The stock market is in the middle of a very important earnings season amid 40-year-high inflation and rising interest rates.

The financial results from some of the U.S.'s largest companies can offer hints about the health of the economy. So far, trillion-dollar technology giants Amazon (AMZN 1.34%), Google parent Alphabet (GOOGL 0.51%) (GOOG 0.50%), and Microsoft (MSFT 1.69%) have reported strong but mixed results.

They have revealed some weakness in consumer products and e-commerce, but significant growth in one segment in particular: The cloud. The three companies are among the largest providers of cloud services in the world, and their second-quarter results suggest businesses are still investing heavily in digital technologies. 

A person standing in a dark server room looking down at a tablet device.

Image source: Getty Images.

But there's another, much smaller cloud stock that has carved out a lucrative niche in the industry. DigitalOcean (DOCN 1.78%) serves small to mid-sized businesses, and its second-quarter results (reported on Aug. 8) revealed a growing customer base that is also spending an increasing amount of money.

DigitalOcean is small but mighty

Cloud services continue to expand in value and in scope. What began in the early days as an innovative way to store data has become an industry with hundreds of solutions to help organizations migrate their operations online. 

Operating in an industry dominated by trillion-dollar companies with abundant resources isn't easy, especially as a company worth under $5 billion. But DigitalOcean is laser-focused on a very specific portion of the cloud services market, catering to start-ups and businesses with under 500 employees.

DigitalOcean thinks this opportunity will be worth $72 billion in 2022 and could more than double to $145 billion by 2025. It's a small subset of the broader cloud services industry, which will have an estimated value of $483 billion this year alone, according to Grand View Research. But it still leaves DigitalOcean with a long runway for growth.

The company competes by offering a high level of service to its smaller customers, which it says is lacking at the larger providers. It also hosts thousands of guides and tutorials to help businesses get the most out of their cloud environment. But most importantly, DigitalOcean competes on price with plans starting from $0 to $15 per month depending on configuration, so it's ideal for start-ups and small businesses. 

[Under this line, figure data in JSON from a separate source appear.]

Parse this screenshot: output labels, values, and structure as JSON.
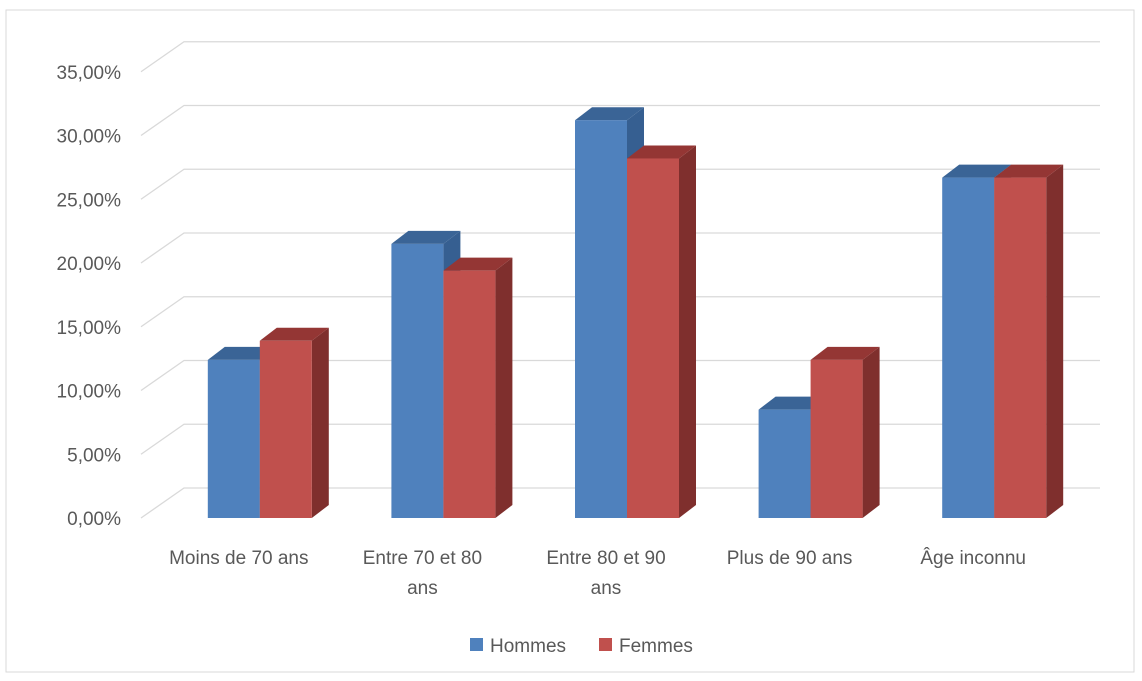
{
  "chart_data": {
    "type": "bar",
    "style": "3d-clustered-column",
    "categories": [
      [
        "Moins de 70 ans"
      ],
      [
        "Entre 70 et 80",
        "ans"
      ],
      [
        "Entre 80 et 90",
        "ans"
      ],
      [
        "Plus de 90 ans"
      ],
      [
        "Âge inconnu"
      ]
    ],
    "series": [
      {
        "name": "Hommes",
        "color": "#4F81BD",
        "side_color": "#365F91",
        "top_color": "#3A6496",
        "values": [
          12.4,
          21.5,
          31.2,
          8.5,
          26.7
        ]
      },
      {
        "name": "Femmes",
        "color": "#C0504D",
        "side_color": "#7F2F2D",
        "top_color": "#943634",
        "values": [
          13.9,
          19.4,
          28.2,
          12.4,
          26.7
        ]
      }
    ],
    "y_ticks": [
      "0,00%",
      "5,00%",
      "10,00%",
      "15,00%",
      "20,00%",
      "25,00%",
      "30,00%",
      "35,00%"
    ],
    "ylim": [
      0,
      35
    ],
    "y_step": 5,
    "grid": true,
    "legend_position": "bottom",
    "title": "",
    "xlabel": "",
    "ylabel": ""
  }
}
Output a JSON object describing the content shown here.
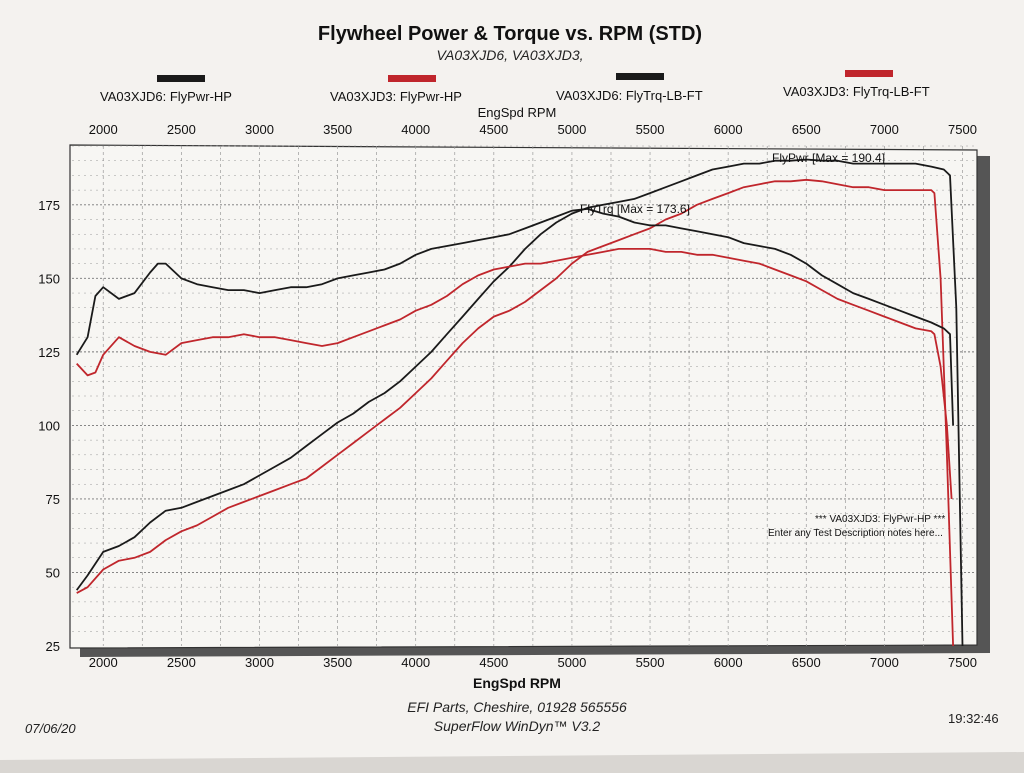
{
  "header": {
    "title": "Flywheel Power & Torque vs. RPM (STD)",
    "subtitle": "VA03XJD6, VA03XJD3,"
  },
  "legend": [
    {
      "label": "VA03XJD6: FlyPwr-HP",
      "color": "#1a1a1a"
    },
    {
      "label": "VA03XJD3: FlyPwr-HP",
      "color": "#c0262c"
    },
    {
      "label": "VA03XJD6: FlyTrq-LB-FT",
      "color": "#1a1a1a"
    },
    {
      "label": "VA03XJD3: FlyTrq-LB-FT",
      "color": "#c0262c"
    }
  ],
  "colors": {
    "black_series": "#1a1a1a",
    "red_series": "#c0262c",
    "grid": "#9a9a9a",
    "paper": "#f4f2ef",
    "plot_bg": "#f7f6f3",
    "shadow": "#555555"
  },
  "annotations": {
    "power_max": "FlyPwr [Max = 190.4]",
    "torque_max": "FlyTrq [Max = 173.6]",
    "notes_line1": "*** VA03XJD3: FlyPwr-HP        ***",
    "notes_line2": "Enter any Test Description notes here..."
  },
  "footer": {
    "company": "EFI Parts, Cheshire, 01928 565556",
    "software": "SuperFlow WinDyn™ V3.2",
    "date": "07/06/20",
    "time": "19:32:46"
  },
  "chart_data": {
    "type": "line",
    "title": "Flywheel Power & Torque vs. RPM (STD)",
    "xlabel": "EngSpd RPM",
    "ylabel": "",
    "xlim": [
      1800,
      7580
    ],
    "ylim": [
      25,
      195
    ],
    "x_ticks": [
      2000,
      2500,
      3000,
      3500,
      4000,
      4500,
      5000,
      5500,
      6000,
      6500,
      7000,
      7500
    ],
    "y_ticks": [
      25,
      50,
      75,
      100,
      125,
      150,
      175
    ],
    "x_tick_labels": [
      "2000",
      "2500",
      "3000",
      "3500",
      "4000",
      "4500",
      "5000",
      "5500",
      "6000",
      "6500",
      "7000",
      "7500"
    ],
    "y_tick_labels": [
      "25",
      "50",
      "75",
      "100",
      "125",
      "150",
      "175"
    ],
    "grid": true,
    "series": [
      {
        "name": "VA03XJD6: FlyPwr-HP",
        "color": "#1a1a1a",
        "x": [
          1830,
          1900,
          2000,
          2100,
          2200,
          2300,
          2400,
          2500,
          2600,
          2700,
          2800,
          2900,
          3000,
          3100,
          3200,
          3300,
          3400,
          3500,
          3600,
          3700,
          3800,
          3900,
          4000,
          4100,
          4200,
          4300,
          4400,
          4500,
          4600,
          4700,
          4800,
          4900,
          5000,
          5100,
          5200,
          5300,
          5400,
          5500,
          5600,
          5700,
          5800,
          5900,
          6000,
          6100,
          6200,
          6300,
          6400,
          6500,
          6600,
          6700,
          6800,
          6900,
          7000,
          7100,
          7200,
          7300,
          7380,
          7420,
          7460,
          7500
        ],
        "values": [
          44,
          49,
          57,
          59,
          62,
          67,
          71,
          72,
          74,
          76,
          78,
          80,
          83,
          86,
          89,
          93,
          97,
          101,
          104,
          108,
          111,
          115,
          120,
          125,
          131,
          137,
          143,
          149,
          154,
          160,
          165,
          169,
          172,
          174,
          175,
          176,
          177,
          179,
          181,
          183,
          185,
          187,
          188,
          189,
          189,
          190,
          190,
          190.4,
          190,
          190,
          189,
          189,
          189,
          189,
          189,
          188,
          187,
          185,
          140,
          25
        ]
      },
      {
        "name": "VA03XJD3: FlyPwr-HP",
        "color": "#c0262c",
        "x": [
          1830,
          1900,
          2000,
          2100,
          2200,
          2300,
          2400,
          2500,
          2600,
          2700,
          2800,
          2900,
          3000,
          3100,
          3200,
          3300,
          3400,
          3500,
          3600,
          3700,
          3800,
          3900,
          4000,
          4100,
          4200,
          4300,
          4400,
          4500,
          4600,
          4700,
          4800,
          4900,
          5000,
          5100,
          5200,
          5300,
          5400,
          5500,
          5600,
          5700,
          5800,
          5900,
          6000,
          6100,
          6200,
          6300,
          6400,
          6500,
          6600,
          6700,
          6800,
          6900,
          7000,
          7100,
          7200,
          7300,
          7320,
          7360,
          7400,
          7440
        ],
        "values": [
          43,
          45,
          51,
          54,
          55,
          57,
          61,
          64,
          66,
          69,
          72,
          74,
          76,
          78,
          80,
          82,
          86,
          90,
          94,
          98,
          102,
          106,
          111,
          116,
          122,
          128,
          133,
          137,
          139,
          142,
          146,
          150,
          155,
          159,
          161,
          163,
          165,
          167,
          170,
          172,
          175,
          177,
          179,
          181,
          182,
          183,
          183,
          183.5,
          183,
          182,
          181,
          181,
          180,
          180,
          180,
          180,
          179,
          150,
          90,
          25
        ]
      },
      {
        "name": "VA03XJD6: FlyTrq-LB-FT",
        "color": "#1a1a1a",
        "x": [
          1830,
          1900,
          1950,
          2000,
          2100,
          2200,
          2300,
          2350,
          2400,
          2500,
          2600,
          2700,
          2800,
          2900,
          3000,
          3100,
          3200,
          3300,
          3400,
          3500,
          3600,
          3700,
          3800,
          3900,
          4000,
          4100,
          4200,
          4300,
          4400,
          4500,
          4600,
          4700,
          4800,
          4900,
          5000,
          5100,
          5200,
          5300,
          5400,
          5500,
          5600,
          5700,
          5800,
          5900,
          6000,
          6100,
          6200,
          6300,
          6400,
          6500,
          6600,
          6700,
          6800,
          6900,
          7000,
          7100,
          7200,
          7300,
          7380,
          7420,
          7440
        ],
        "values": [
          124,
          130,
          144,
          147,
          143,
          145,
          152,
          155,
          155,
          150,
          148,
          147,
          146,
          146,
          145,
          146,
          147,
          147,
          148,
          150,
          151,
          152,
          153,
          155,
          158,
          160,
          161,
          162,
          163,
          164,
          165,
          167,
          169,
          171,
          173,
          173.6,
          172,
          171,
          169,
          168,
          168,
          167,
          166,
          165,
          164,
          162,
          161,
          160,
          158,
          155,
          151,
          148,
          145,
          143,
          141,
          139,
          137,
          135,
          133,
          131,
          100
        ]
      },
      {
        "name": "VA03XJD3: FlyTrq-LB-FT",
        "color": "#c0262c",
        "x": [
          1830,
          1900,
          1950,
          2000,
          2100,
          2200,
          2300,
          2400,
          2500,
          2600,
          2700,
          2800,
          2900,
          3000,
          3100,
          3200,
          3300,
          3400,
          3500,
          3600,
          3700,
          3800,
          3900,
          4000,
          4100,
          4200,
          4300,
          4400,
          4500,
          4600,
          4700,
          4800,
          4900,
          5000,
          5100,
          5200,
          5300,
          5400,
          5500,
          5600,
          5700,
          5800,
          5900,
          6000,
          6100,
          6200,
          6300,
          6400,
          6500,
          6600,
          6700,
          6800,
          6900,
          7000,
          7100,
          7200,
          7300,
          7320,
          7360,
          7400,
          7430
        ],
        "values": [
          121,
          117,
          118,
          124,
          130,
          127,
          125,
          124,
          128,
          129,
          130,
          130,
          131,
          130,
          130,
          129,
          128,
          127,
          128,
          130,
          132,
          134,
          136,
          139,
          141,
          144,
          148,
          151,
          153,
          154,
          155,
          155,
          156,
          157,
          158,
          159,
          160,
          160,
          160,
          159,
          159,
          158,
          158,
          157,
          156,
          155,
          153,
          151,
          149,
          146,
          143,
          141,
          139,
          137,
          135,
          133,
          132,
          131,
          120,
          100,
          75
        ]
      }
    ]
  }
}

The company has also designed a simple dashboard with a host of single-click features to make deployment easy, which can reduce its customers' need for expensive technical staff.

DigitalOcean's customer base is growing, and spending more money

DigitalOcean focuses on reporting the number of its customers who spend $50 or more each month because they represent 85% of the company's total revenue. It had 105,400 of them in the second quarter of 2022, up 16% from the same time last year. 

The company's average revenue per user also grew by a robust 23% to $71.76, which is another all-time high, and a sign that businesses continue to expand their expenditure on digital services in the cloud. 

It all pointed to strong revenue growth of 29% in the second quarter, to $133.9 million. DigitalOcean now has total revenue of $492.3 million over the last four quarters, and since the company has indicated it wants to reach $1 billion per year in 2024, there could be a growth acceleration ahead.

DigitalOcean stock is a buy on the dip

Like all of its trillion-dollar competitors, DigitalOcean's stock has taken a hit this year. High inflation and rising interest rates have forced investors to revise their growth expectations to the downside, which has sent the Nasdaq-100 tech index swinging in and out of bear market territory for most of 2022.

DigitalOcean's stock price has declined 64% from its all-time high. Based on its trailing-12-month revenue, it now trades at a price-to-sales multiple of 10, which is well below its peak of 30 from the end of 2021.

Considering that the company anticipates its revenue could double to $1 billion by 2024, it implies its stock price could follow suit assuming its price-to-sales multiple remains constant between now and then. That's a solid medium-term return, and it could get even better for investors who focus on the long run, because the cloud will only grow in importance as more of the economy shifts online.